With regard to the situation at Mizzou, it is our position that the fact that college administrators have permitted such acts of marginalization to occur without response for so long, and have turned a blind eye to social media and tormenting that indicates real threats of violence, is a failure on the part of the university to promote access to an equal education, and a violation of the Civil Rights Act of 1964. We support black students at Mizzou in doing whatever is necessary to preserve their own safety and wellbeing, and in reiterating their demand that college administrators act quickly to establish a sense of security on campus as quickly as possible. It is not enough to stand silent in the face of injustice; those in positions of power must act.

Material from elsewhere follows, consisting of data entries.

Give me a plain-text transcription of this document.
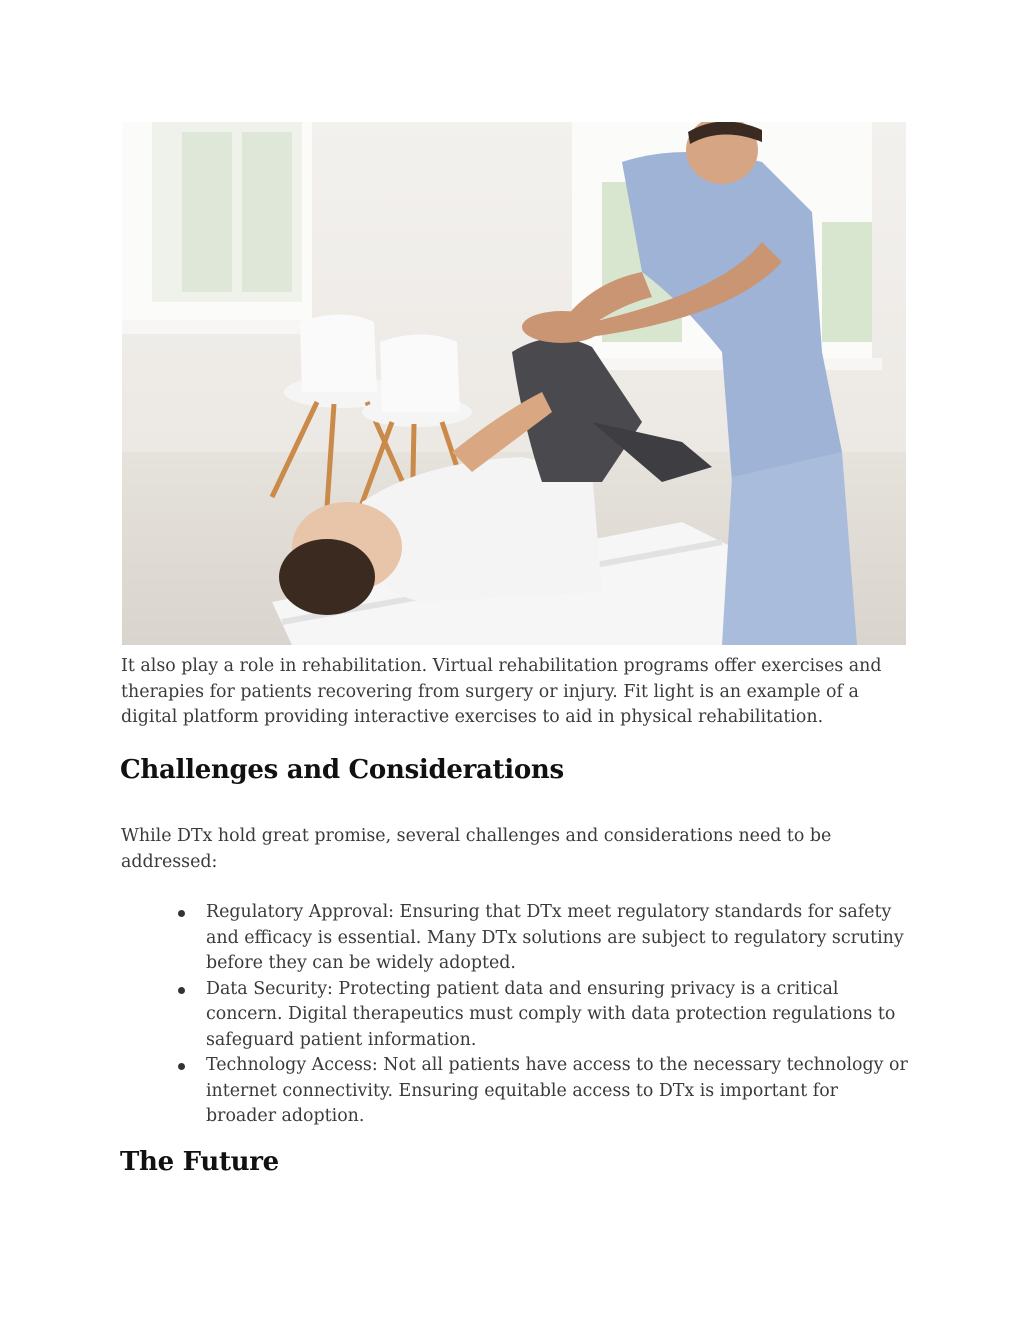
It also play a role in rehabilitation. Virtual rehabilitation programs offer exercises and therapies for patients recovering from surgery or injury. Fit light is an example of a digital platform providing interactive exercises to aid in physical rehabilitation.

Challenges and Considerations

While DTx hold great promise, several challenges and considerations need to be addressed:

Regulatory Approval: Ensuring that DTx meet regulatory standards for safety and efficacy is essential. Many DTx solutions are subject to regulatory scrutiny before they can be widely adopted.
Data Security: Protecting patient data and ensuring privacy is a critical concern. Digital therapeutics must comply with data protection regulations to safeguard patient information.
Technology Access: Not all patients have access to the necessary technology or internet connectivity. Ensuring equitable access to DTx is important for broader adoption.
The Future
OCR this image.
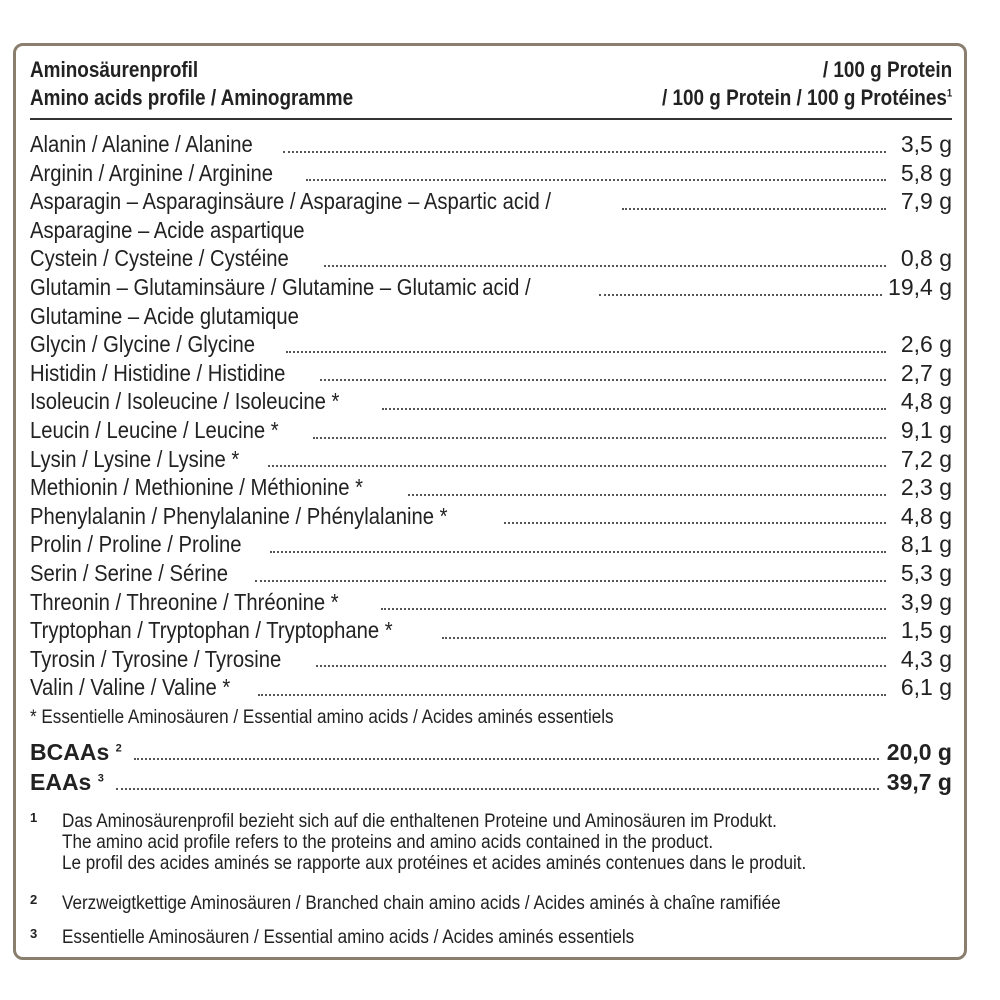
Aminosäurenprofil	/ 100 g Protein
Amino acids profile / Aminogramme	/ 100 g Protein / 100 g Protéines$^1$
Alanin / Alanine / Alanine	3,5 g
Arginin / Arginine / Arginine	5,8 g
Asparagin – Asparaginsäure / Asparagine – Aspartic acid /	7,9 g
Asparagine – Acide aspartique
Cystein / Cysteine / Cystéine	0,8 g
Glutamin – Glutaminsäure / Glutamine – Glutamic acid /	19,4 g
Glutamine – Acide glutamique
Glycin / Glycine / Glycine	2,6 g
Histidin / Histidine / Histidine	2,7 g
Isoleucin / Isoleucine / Isoleucine *	4,8 g
Leucin / Leucine / Leucine *	9,1 g
Lysin / Lysine / Lysine *	7,2 g
Methionin / Methionine / Méthionine *	2,3 g
Phenylalanin / Phenylalanine / Phénylalanine *	4,8 g
Prolin / Proline / Proline	8,1 g
Serin / Serine / Sérine	5,3 g
Threonin / Threonine / Thréonine *	3,9 g
Tryptophan / Tryptophan / Tryptophane *	1,5 g
Tyrosin / Tyrosine / Tyrosine	4,3 g
Valin / Valine / Valine *	6,1 g
* Essentielle Aminosäuren / Essential amino acids / Acides aminés essentiels
BCAAs $^2$	20,0 g
EAAs $^3$	39,7 g
1 Das Aminosäurenprofil bezieht sich auf die enthaltenen Proteine und Aminosäuren im Produkt.
The amino acid profile refers to the proteins and amino acids contained in the product.
Le profil des acides aminés se rapporte aux protéines et acides aminés contenues dans le produit.
2 Verzweigtkettige Aminosäuren / Branched chain amino acids / Acides aminés à chaîne ramifiée
3 Essentielle Aminosäuren / Essential amino acids / Acides aminés essentiels
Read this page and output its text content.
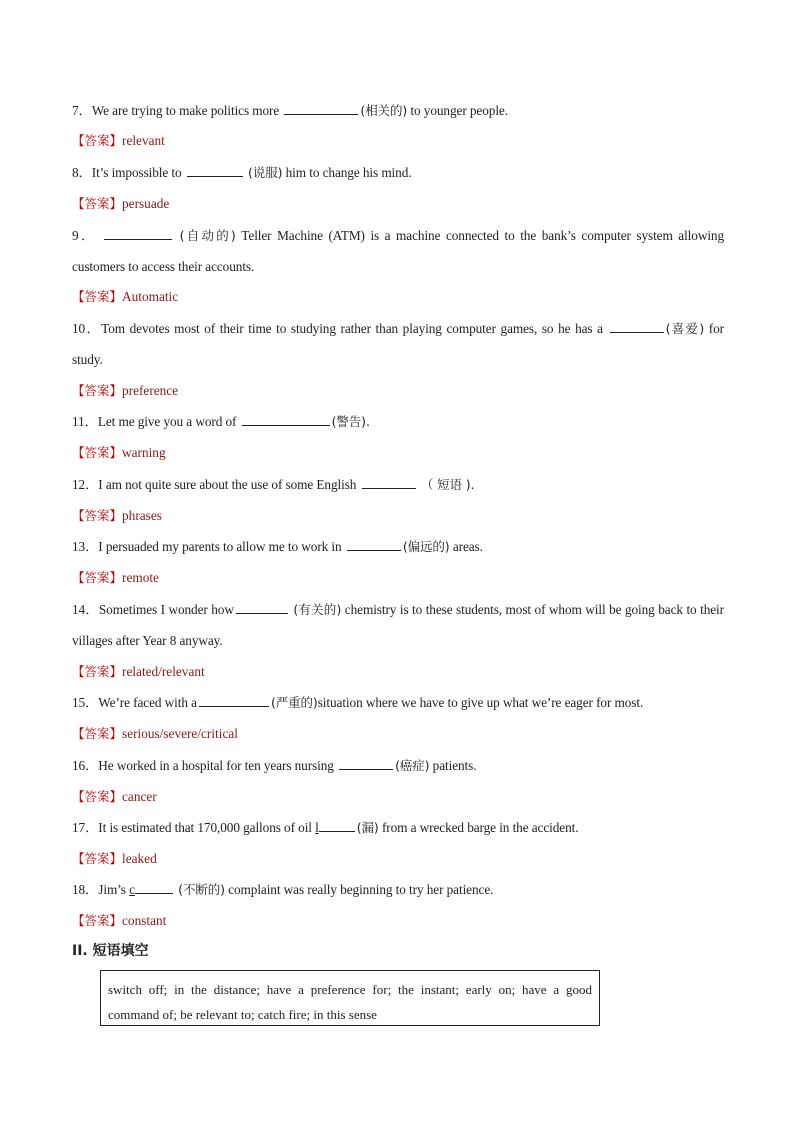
7．We are trying to make politics more	(相关的) to younger people.
【答案】relevant
8．It’s impossible to	(说服) him to change his mind.
【答案】persuade
9．	(自动的) Teller Machine (ATM) is a machine connected to the bank’s computer system allowing customers to access their accounts.
【答案】Automatic
10．Tom devotes most of their time to studying rather than playing computer games, so he has a	(喜爱) for study.
【答案】preference
11．Let me give you a word of	(警告).
【答案】warning
12．I am not quite sure about the use of some English	（ 短语 ).
【答案】phrases
13．I persuaded my parents to allow me to work in	(偏远的) areas.
【答案】remote
14．Sometimes I wonder how	(有关的) chemistry is to these students, most of whom will be going back to their villages after Year 8 anyway.
【答案】related/relevant
15．We’re faced with a	(严重的)situation where we have to give up what we’re eager for most.
【答案】serious/severe/critical
16．He worked in a hospital for ten years nursing	(癌症) patients.
【答案】cancer
17．It is estimated that 170,000 gallons of oil l	(漏) from a wrecked barge in the accident.
【答案】leaked
18．Jim’s c	(不断的) complaint was really beginning to try her patience.
【答案】constant
II. 短语填空
switch off; in the distance; have a preference for; the instant; early on; have a good command of; be relevant to; catch fire; in this sense
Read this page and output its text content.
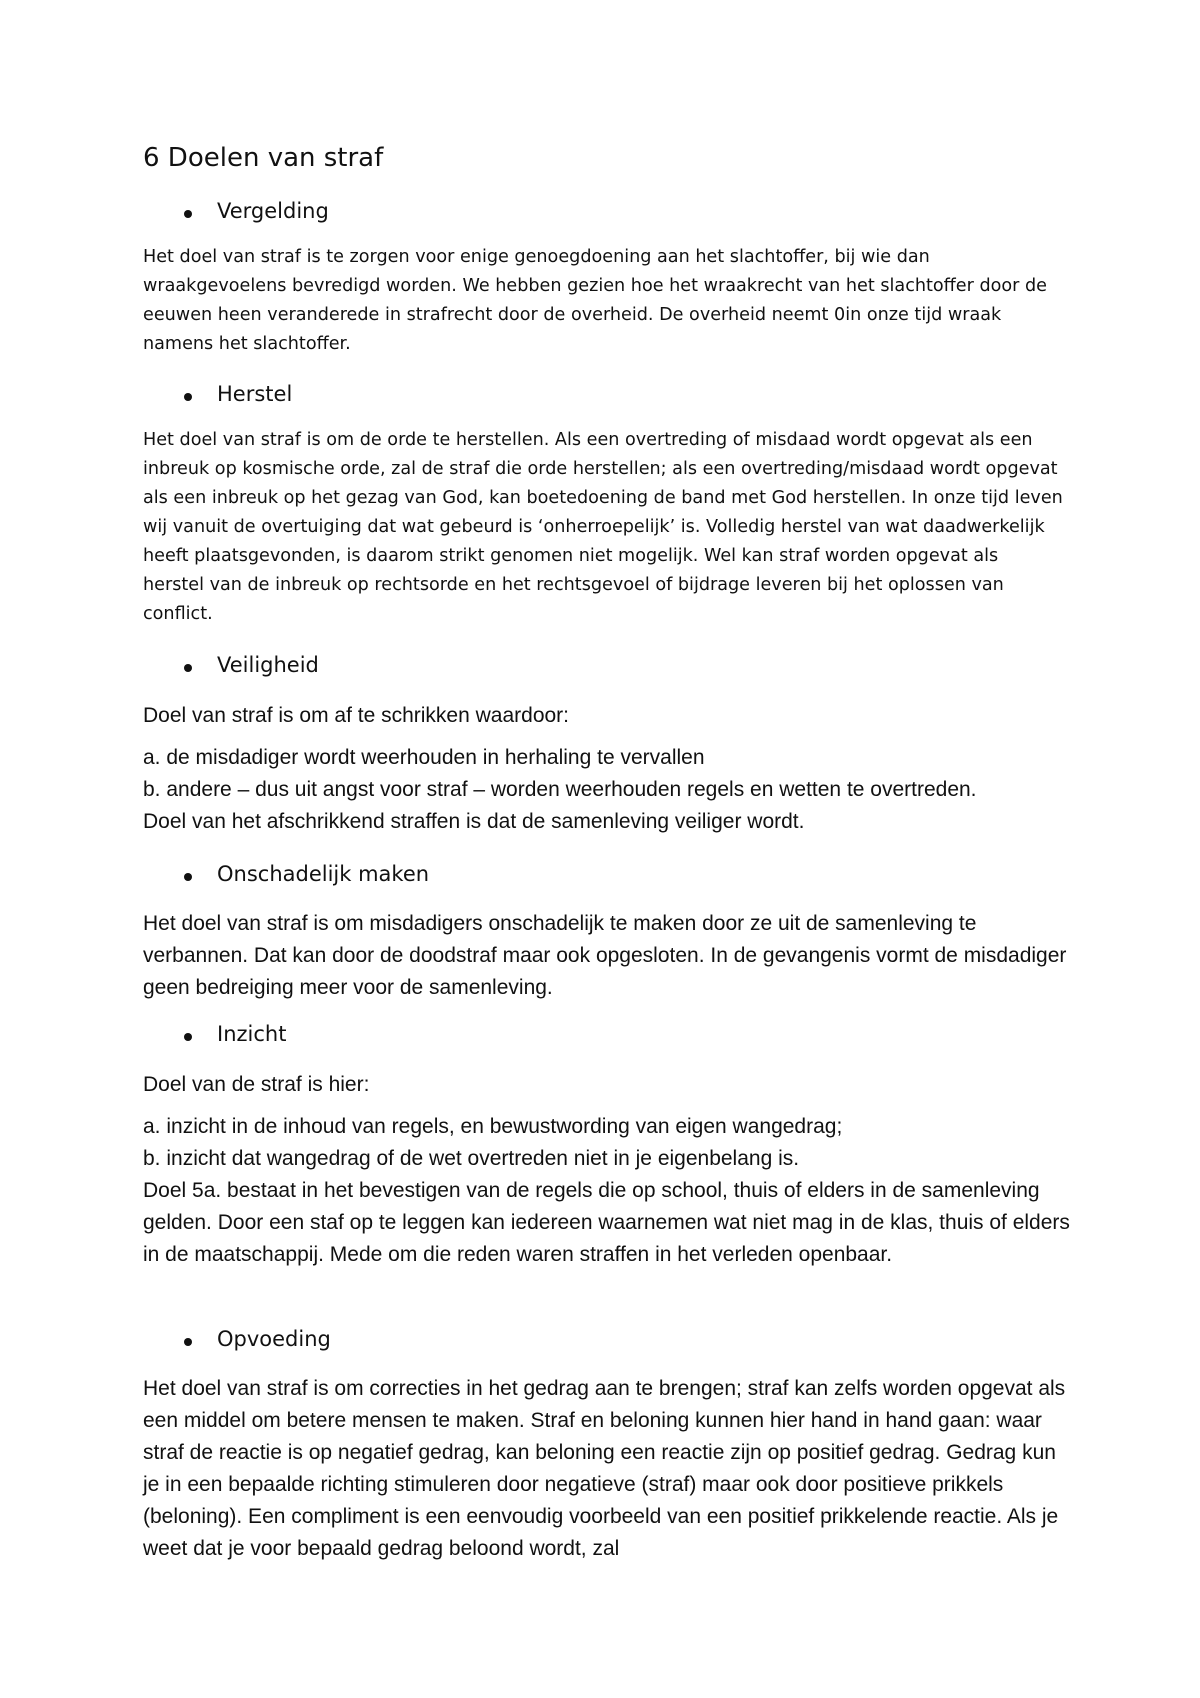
6 Doelen van straf
Vergelding

Het doel van straf is te zorgen voor enige genoegdoening aan het slachtoffer, bij wie dan wraakgevoelens bevredigd worden. We hebben gezien hoe het wraakrecht van het slachtoffer door de eeuwen heen veranderede in strafrecht door de overheid. De overheid neemt 0in onze tijd wraak namens het slachtoffer.

Herstel

Het doel van straf is om de orde te herstellen. Als een overtreding of misdaad wordt opgevat als een inbreuk op kosmische orde, zal de straf die orde herstellen; als een overtreding/misdaad wordt opgevat als een inbreuk op het gezag van God, kan boetedoening de band met God herstellen. In onze tijd leven wij vanuit de overtuiging dat wat gebeurd is ‘onherroepelijk’ is. Volledig herstel van wat daadwerkelijk heeft plaatsgevonden, is daarom strikt genomen niet mogelijk. Wel kan straf worden opgevat als herstel van de inbreuk op rechtsorde en het rechtsgevoel of bijdrage leveren bij het oplossen van conflict.

Veiligheid

Doel van straf is om af te schrikken waardoor:

a. de misdadiger wordt weerhouden in herhaling te vervallen

b. andere – dus uit angst voor straf – worden weerhouden regels en wetten te overtreden.

Doel van het afschrikkend straffen is dat de samenleving veiliger wordt.

Onschadelijk maken

Het doel van straf is om misdadigers onschadelijk te maken door ze uit de samenleving te verbannen. Dat kan door de doodstraf maar ook opgesloten. In de gevangenis vormt de misdadiger geen bedreiging meer voor de samenleving.

Inzicht

Doel van de straf is hier:

a. inzicht in de inhoud van regels, en bewustwording van eigen wangedrag;

b. inzicht dat wangedrag of de wet overtreden niet in je eigenbelang is.

Doel 5a. bestaat in het bevestigen van de regels die op school, thuis of elders in de samenleving gelden. Door een staf op te leggen kan iedereen waarnemen wat niet mag in de klas, thuis of elders in de maatschappij. Mede om die reden waren straffen in het verleden openbaar.

Opvoeding

Het doel van straf is om correcties in het gedrag aan te brengen; straf kan zelfs worden opgevat als een middel om betere mensen te maken. Straf en beloning kunnen hier hand in hand gaan: waar straf de reactie is op negatief gedrag, kan beloning een reactie zijn op positief gedrag. Gedrag kun je in een bepaalde richting stimuleren door negatieve (straf) maar ook door positieve prikkels (beloning). Een compliment is een eenvoudig voorbeeld van een positief prikkelende reactie. Als je weet dat je voor bepaald gedrag beloond wordt, zal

We recognize that these events at Yale and Mizzou are not isolated incidents; they are symptoms of a larger problem. Across the country, black students and black bodies are experiencing real acts of violence because local, state, and federal policies have been enacted that both allow and encourage oppression of marginalized communities. The Phoenix calls on policymakers, community organizers, stakeholders, and the very educational institution under which we operate to fight back against these inherently prejudiced systems and demand that the system be changed so that all institutions of higher education are safe for black students. We do so especially in light of recent events, which clearly show that these students are, in their present state, unsafe.